Friday, July 28, 2006
Question about the Christy Awards
Happy Friday. First, I need to announce that I will be taking Monday and Tuesday off from blogging. We'll meet back here Wednesday. (My husband and I are celebrating our 25th anniversary with a trip to Kauai.)
This question came in as a comment to yesterday’s post:
"Where are the Christy Award winning books on that best-selling list? How is it that more isn't done, marketing wise, to move the best books onto the best-seller list?"
There are a numerous ways to answer that question. As always, I'd love to hear your thoughts on the issue, which may well differ from mine.
The bottom line answer is that the Christy Awards are geared toward the more literary-minded books in each category. It’s an established fact in both the general market and our market that literary fiction doesn’t sell very well—far less well than commercial fiction. (Unless your book becomes an Oprah pick.)
Also, we have to remember that by the time a book wins a Christy Award, that novel was released some time ago—anywhere from around eight to twenty months, depending on what month it was released the previous year. The Christy Awards have not taken hold enough in the industry to bump sales of a novel much, even though there is some special marketing for winners. Sad to say, in the end the awards are a nice kudo for the winners, but they do little to nothing for sales.
However, there’s another side to the question—an imbedded assumption that isn’t necessarily the case: that the “best books” are reflected in the Christy Awards.
Novels are entered in the Christy competition by the publisher. It’s expensive to enter a book—$175 per entry. Only publishers can enter a book—not an author. (If a book wins, the publisher also agrees to pay the Christys $1000 to help cover the marketing efforts that the organization does for the winners.) Because of the entry fee, publishers are careful about which books they enter. Some publishers can afford to enter more books than others. Sometimes publishers, knowing that a novel is more commercially-minded and not likely to place in the Christys anyway, don’t bother entering it.
In addition, there are some authors who have decided it’s best for them spiritually not to be a part of any kind of awards, and won’t allow their books to be entered.
So the Christys inevitably can’t represent all of Christian fiction in the first place. They only represent those books that the publishers chose to enter/could afford to enter, and the authors allowed to be entered.
The other issue is the age-old question of commercial versus literary—is the latter always “better?” It depends on who you ask—the cognoscenti or the hoi polloi (to use the terms that would most divide the two groups). The two types of fiction focus on different things. Commercial tends to be about plot and characterization. (Some would argue commercial focuses only on plot.
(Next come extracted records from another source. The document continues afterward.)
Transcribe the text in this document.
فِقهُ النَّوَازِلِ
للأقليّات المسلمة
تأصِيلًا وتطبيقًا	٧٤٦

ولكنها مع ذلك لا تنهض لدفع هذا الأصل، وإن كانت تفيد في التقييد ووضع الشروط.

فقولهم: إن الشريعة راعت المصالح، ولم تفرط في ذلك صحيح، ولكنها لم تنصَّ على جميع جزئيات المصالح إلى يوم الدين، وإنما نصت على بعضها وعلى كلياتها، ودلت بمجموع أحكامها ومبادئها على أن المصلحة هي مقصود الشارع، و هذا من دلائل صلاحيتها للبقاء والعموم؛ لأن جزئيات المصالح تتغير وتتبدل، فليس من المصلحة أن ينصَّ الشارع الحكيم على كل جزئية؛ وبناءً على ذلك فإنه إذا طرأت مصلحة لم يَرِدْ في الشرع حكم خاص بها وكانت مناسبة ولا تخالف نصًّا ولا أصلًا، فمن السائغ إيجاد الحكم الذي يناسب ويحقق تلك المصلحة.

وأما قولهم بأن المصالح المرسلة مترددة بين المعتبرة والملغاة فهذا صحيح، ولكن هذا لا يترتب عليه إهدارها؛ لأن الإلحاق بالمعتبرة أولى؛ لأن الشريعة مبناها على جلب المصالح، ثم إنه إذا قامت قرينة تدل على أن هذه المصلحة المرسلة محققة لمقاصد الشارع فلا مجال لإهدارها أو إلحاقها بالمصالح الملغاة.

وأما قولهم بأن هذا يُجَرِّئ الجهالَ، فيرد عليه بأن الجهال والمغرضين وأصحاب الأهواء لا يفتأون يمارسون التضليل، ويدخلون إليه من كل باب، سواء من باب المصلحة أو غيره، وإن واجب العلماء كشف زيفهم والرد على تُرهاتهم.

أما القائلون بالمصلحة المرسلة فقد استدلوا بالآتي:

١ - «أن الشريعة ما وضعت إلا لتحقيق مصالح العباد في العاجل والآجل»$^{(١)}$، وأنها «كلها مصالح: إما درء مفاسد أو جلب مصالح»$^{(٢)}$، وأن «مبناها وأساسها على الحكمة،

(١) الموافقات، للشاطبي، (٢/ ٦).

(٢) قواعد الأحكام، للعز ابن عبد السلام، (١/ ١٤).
I say not so, at least in the best commercial novels. The most unique plot in the world isn’t going to matter if the reader doesn’t care about the characters.) Literary tends to be about beauty of language and characterization. Again, this is a sweeping simplification that we could argue until the hereafter, and there are many books that tend to balance this divide. Some commercially-minded novels have great language. Some literary-minded novels have more plot than others. The literary lovers would argue that these novels are the ones that tend to hang around as classics, while fast-selling commercial fiction will wither over time. This ain’t necessarily so, either, as some of the fiction we term “classic” today was thought anything but literary in its day of publication.
I’m glad for the Christy Awards. I’m really happy for the winners and finalists. But we do have to understand the context in which a book might final/win, and we can’t expect these books—however well written they may be—to hit the bestseller list, because in the end they don't always appeal to the majority of readers.